PJG: "I think the one thing that few people understand, is that the journalists en-masse, who covered the Vietnam war, I would say 98 percent of them were in favour of the war - every aspect of the war.
About 1.99 percent were in favour of the war, but critical of the tactics being used.
And there was me and a couple of French people, who said no, the whole thing was bloody immoral and wrong."
Philip Jones Griffiths died on the fifth anniversary of the invasion of Iraq, the most photographed conflict in history, but the one about which we seem to know the least.
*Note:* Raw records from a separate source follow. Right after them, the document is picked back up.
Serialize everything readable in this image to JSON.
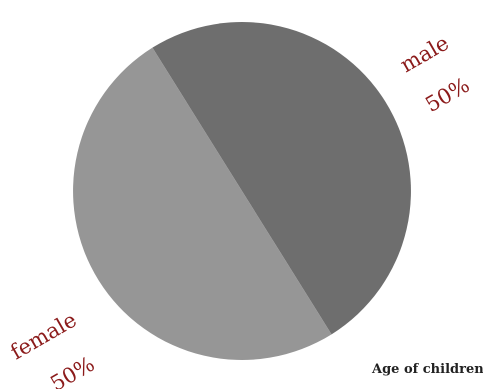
{
  "chart_data": {
    "type": "pie",
    "title": "Age of children",
    "slices": [
      {
        "label": "male",
        "value": 50,
        "value_label": "50%",
        "color": "#6e6e6e"
      },
      {
        "label": "female",
        "value": 50,
        "value_label": "50%",
        "color": "#969696"
      }
    ],
    "start_angle_deg": -122,
    "direction": "clockwise",
    "legend": "none"
  }
}
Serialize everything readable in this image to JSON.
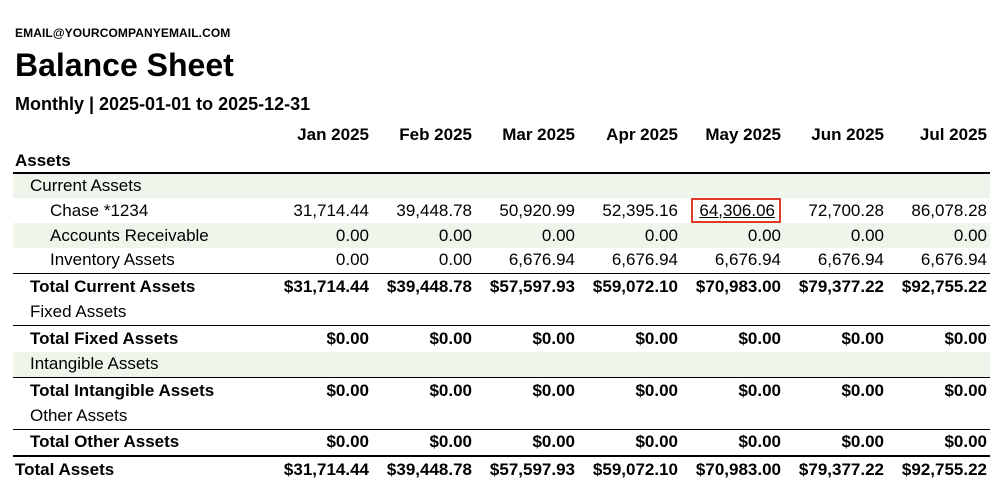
{
  "header": {
    "email": "EMAIL@YOURCOMPANYEMAIL.COM",
    "title": "Balance Sheet",
    "subtitle": "Monthly | 2025-01-01 to 2025-12-31"
  },
  "months": [
    "Jan 2025",
    "Feb 2025",
    "Mar 2025",
    "Apr 2025",
    "May 2025",
    "Jun 2025",
    "Jul 2025"
  ],
  "section": "Assets",
  "current_assets": {
    "label": "Current Assets",
    "items": [
      {
        "label": "Chase *1234",
        "values": [
          "31,714.44",
          "39,448.78",
          "50,920.99",
          "52,395.16",
          "64,306.06",
          "72,700.28",
          "86,078.28"
        ]
      },
      {
        "label": "Accounts Receivable",
        "values": [
          "0.00",
          "0.00",
          "0.00",
          "0.00",
          "0.00",
          "0.00",
          "0.00"
        ]
      },
      {
        "label": "Inventory Assets",
        "values": [
          "0.00",
          "0.00",
          "6,676.94",
          "6,676.94",
          "6,676.94",
          "6,676.94",
          "6,676.94"
        ]
      }
    ],
    "total_label": "Total Current Assets",
    "totals": [
      "$31,714.44",
      "$39,448.78",
      "$57,597.93",
      "$59,072.10",
      "$70,983.00",
      "$79,377.22",
      "$92,755.22"
    ]
  },
  "fixed_assets": {
    "label": "Fixed Assets",
    "total_label": "Total Fixed Assets",
    "totals": [
      "$0.00",
      "$0.00",
      "$0.00",
      "$0.00",
      "$0.00",
      "$0.00",
      "$0.00"
    ]
  },
  "intangible_assets": {
    "label": "Intangible Assets",
    "total_label": "Total Intangible Assets",
    "totals": [
      "$0.00",
      "$0.00",
      "$0.00",
      "$0.00",
      "$0.00",
      "$0.00",
      "$0.00"
    ]
  },
  "other_assets": {
    "label": "Other Assets",
    "total_label": "Total Other Assets",
    "totals": [
      "$0.00",
      "$0.00",
      "$0.00",
      "$0.00",
      "$0.00",
      "$0.00",
      "$0.00"
    ]
  },
  "total_assets": {
    "label": "Total Assets",
    "totals": [
      "$31,714.44",
      "$39,448.78",
      "$57,597.93",
      "$59,072.10",
      "$70,983.00",
      "$79,377.22",
      "$92,755.22"
    ]
  },
  "highlight_color": "#e03b2a",
  "row_shade_color": "#eef5ea"
}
There is a direct correlation there, and Jones Griffiths would have spotted it in an instant:
PJG: "One is denying oneself what photography is about, if you just believe in 'The Media', 'The System' out there, the magazines and newspapers.
The 'Freedom of the Press' belongs to he who owns one, and I don't own one....I've never had that faith in 'The System' to get the message out...
...I think a lot of the photographers who have come along since, DO believe in 'The System'. They do believe that double page spread in Time Magazine is of value..."
Philip Jones Griffiths documented cultural, social and economic conflict, with a coruscating analysis of the forces fuelling it, alongside unrepentant support for its opponents and victims - not just back-slapping 'bang-bang' war-porn which often wallows in the destruction it purports to condemn, and is happy to exist in a journalistic and moral void.
PJG: "I want to know why. Why is what is most important to me.
Why is this child starving? Not 'let us for the umpteenth time, capture the pathos of the starving child'.
You've got to say why.
...I think its important to say that - otherwise, there's a sort of
unresolved mass of imagery which in the end, sort of floats over people."
Philip Jones Griffiths might not have recognised Wales now. In Cardiff, the statue of Nye Bevan looks over a shopping precinct where stores sell Chinese-made rugby shirts and trinkets. Like many small nations, its identity has been largely subsumed by globalised consumer culture, a phenomenon Jones Griffiths had documented for decades before 'Globalisation' became a buzzword.
PJG: "One question I ask myself is why my radicalism is not fading with age. Traditionally it is the way to go, yet mine gets stronger every day.
Fortunately there are still photojournalists to record what is happening.
Let their pictures provide power to the people!"
Bwyso I Mewn Dangnefedd, Philip Jones Griffiths 1936 - 2008.